Never create a new Redis connection per request. Use a connection pool:

import redis.asyncio as redis

# Create a shared connection pool
redis_pool = redis.ConnectionPool.from_url(
    "redis://redis:6379/0",
    max_connections=50,
    decode_responses=False,
    socket_connect_timeout=5,
    socket_timeout=5,
    retry_on_timeout=True,
)

redis_client = redis.Redis(connection_pool=redis_pool)

Redis Cluster for Scale

When a single Redis instance is insufficient (typically above 100K concurrent conversations), use Redis Cluster to shard data across multiple nodes. Design your key naming to support hash tags for related keys:

# Keys for the same conversation use hash tag to ensure
# they land on the same shard
session_key = f"session:conv:{{{conversation_id}}}"
messages_key = f"messages:conv:{{{conversation_id}}}"
context_key = f"context:conv:{{{conversation_id}}}"
# The {conversation_id} hash tag ensures co-location

Frequently Asked Questions

How much memory does Redis need for agent sessions?

A typical conversation session with 50 messages consumes 10-50KB in Redis. With 10,000 concurrent conversations, that is 100-500MB. Add LLM response cache (typically 1-5GB depending on cache size and TTL) and operational counters (negligible). Plan for 4-8GB of Redis memory for a medium-scale agent deployment.
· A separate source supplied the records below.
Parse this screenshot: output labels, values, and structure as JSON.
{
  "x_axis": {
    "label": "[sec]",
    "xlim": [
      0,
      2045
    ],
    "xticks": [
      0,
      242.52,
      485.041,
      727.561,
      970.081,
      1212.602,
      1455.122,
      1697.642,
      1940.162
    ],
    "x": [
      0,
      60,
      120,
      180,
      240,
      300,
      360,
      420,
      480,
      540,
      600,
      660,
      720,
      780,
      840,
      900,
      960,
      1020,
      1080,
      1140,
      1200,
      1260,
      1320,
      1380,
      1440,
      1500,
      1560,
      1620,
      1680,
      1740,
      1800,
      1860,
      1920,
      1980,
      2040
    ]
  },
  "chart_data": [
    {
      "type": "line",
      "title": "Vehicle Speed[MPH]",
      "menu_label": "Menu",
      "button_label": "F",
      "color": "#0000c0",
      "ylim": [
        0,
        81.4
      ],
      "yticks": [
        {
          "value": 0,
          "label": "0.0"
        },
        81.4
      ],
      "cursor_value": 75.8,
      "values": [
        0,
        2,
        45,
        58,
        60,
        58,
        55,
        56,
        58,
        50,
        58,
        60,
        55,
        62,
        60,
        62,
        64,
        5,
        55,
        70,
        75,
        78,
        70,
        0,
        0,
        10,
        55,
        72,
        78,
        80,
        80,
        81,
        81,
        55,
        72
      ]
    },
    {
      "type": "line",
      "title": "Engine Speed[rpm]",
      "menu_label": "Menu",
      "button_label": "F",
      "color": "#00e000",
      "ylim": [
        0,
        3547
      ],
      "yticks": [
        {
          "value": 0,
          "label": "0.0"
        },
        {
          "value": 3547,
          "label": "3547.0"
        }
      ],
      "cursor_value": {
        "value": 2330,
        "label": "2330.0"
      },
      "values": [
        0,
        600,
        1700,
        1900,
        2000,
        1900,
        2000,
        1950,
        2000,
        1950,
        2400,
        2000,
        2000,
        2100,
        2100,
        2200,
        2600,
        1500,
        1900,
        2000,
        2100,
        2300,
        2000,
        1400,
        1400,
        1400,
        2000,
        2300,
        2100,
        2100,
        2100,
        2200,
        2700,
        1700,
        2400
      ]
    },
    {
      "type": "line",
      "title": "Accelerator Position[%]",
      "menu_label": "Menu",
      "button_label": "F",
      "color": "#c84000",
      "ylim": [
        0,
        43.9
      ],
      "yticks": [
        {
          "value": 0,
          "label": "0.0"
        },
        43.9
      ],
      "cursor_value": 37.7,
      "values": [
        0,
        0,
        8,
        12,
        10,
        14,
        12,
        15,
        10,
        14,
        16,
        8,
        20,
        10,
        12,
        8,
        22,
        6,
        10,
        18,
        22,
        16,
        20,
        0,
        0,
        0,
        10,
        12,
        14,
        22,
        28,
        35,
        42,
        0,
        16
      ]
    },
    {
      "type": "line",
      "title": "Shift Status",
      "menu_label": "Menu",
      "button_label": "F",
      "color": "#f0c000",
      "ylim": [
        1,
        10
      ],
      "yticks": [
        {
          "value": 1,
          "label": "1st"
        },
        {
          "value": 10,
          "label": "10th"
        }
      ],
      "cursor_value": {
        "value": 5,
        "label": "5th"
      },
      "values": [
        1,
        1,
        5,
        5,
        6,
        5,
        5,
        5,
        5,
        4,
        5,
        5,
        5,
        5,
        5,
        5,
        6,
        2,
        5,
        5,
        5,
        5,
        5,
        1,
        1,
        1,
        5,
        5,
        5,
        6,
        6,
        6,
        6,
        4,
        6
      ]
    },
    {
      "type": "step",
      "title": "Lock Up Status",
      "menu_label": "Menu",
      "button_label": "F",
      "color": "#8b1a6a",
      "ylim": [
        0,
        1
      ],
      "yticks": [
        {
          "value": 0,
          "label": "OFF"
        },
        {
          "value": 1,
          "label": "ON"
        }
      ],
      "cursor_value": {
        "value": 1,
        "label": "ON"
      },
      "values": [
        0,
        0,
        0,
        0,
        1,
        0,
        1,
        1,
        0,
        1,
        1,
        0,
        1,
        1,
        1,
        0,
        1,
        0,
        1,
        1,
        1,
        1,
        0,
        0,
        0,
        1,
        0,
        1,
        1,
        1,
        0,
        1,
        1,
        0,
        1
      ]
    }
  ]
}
Should I use Redis or Memcached for LLM response caching?

Redis. Memcached is faster for simple key-value lookups but lacks the data structures (hashes, sorted sets, streams, pub/sub) that agent systems need. You would end up running both Memcached and Redis, adding operational complexity for marginal performance gain on a single use case.

How do I handle Redis downtime without losing active conversations?

Design your agent system to degrade gracefully when Redis is unavailable. Fall back to PostgreSQL for session reads (slower but functional). Disable caching and accept higher LLM costs temporarily. Queue pub/sub events in memory and replay when Redis recovers. Use Redis Sentinel or Redis Cluster for automatic failover with sub-second recovery.

What TTL should I set for LLM response cache entries?

It depends on how time-sensitive the content is. For FAQ-style responses and classification results, 24 hours is appropriate. For responses that reference live data (account balances, appointment availability), use 5-15 minutes or skip caching entirely. For embedding computations on static content, cache for 7 days or longer.

Can Redis Streams replace Kafka for agent event processing?

For small to medium agent deployments (under 50K events per second), Redis Streams are a simpler alternative to Kafka with similar semantics: append-only log, consumer groups, acknowledgment. Choose Kafka when you need multi-datacenter replication, longer retention (weeks or months), or higher throughput. Redis Streams are ideal when you already have Redis deployed and want to avoid adding another infrastructure component.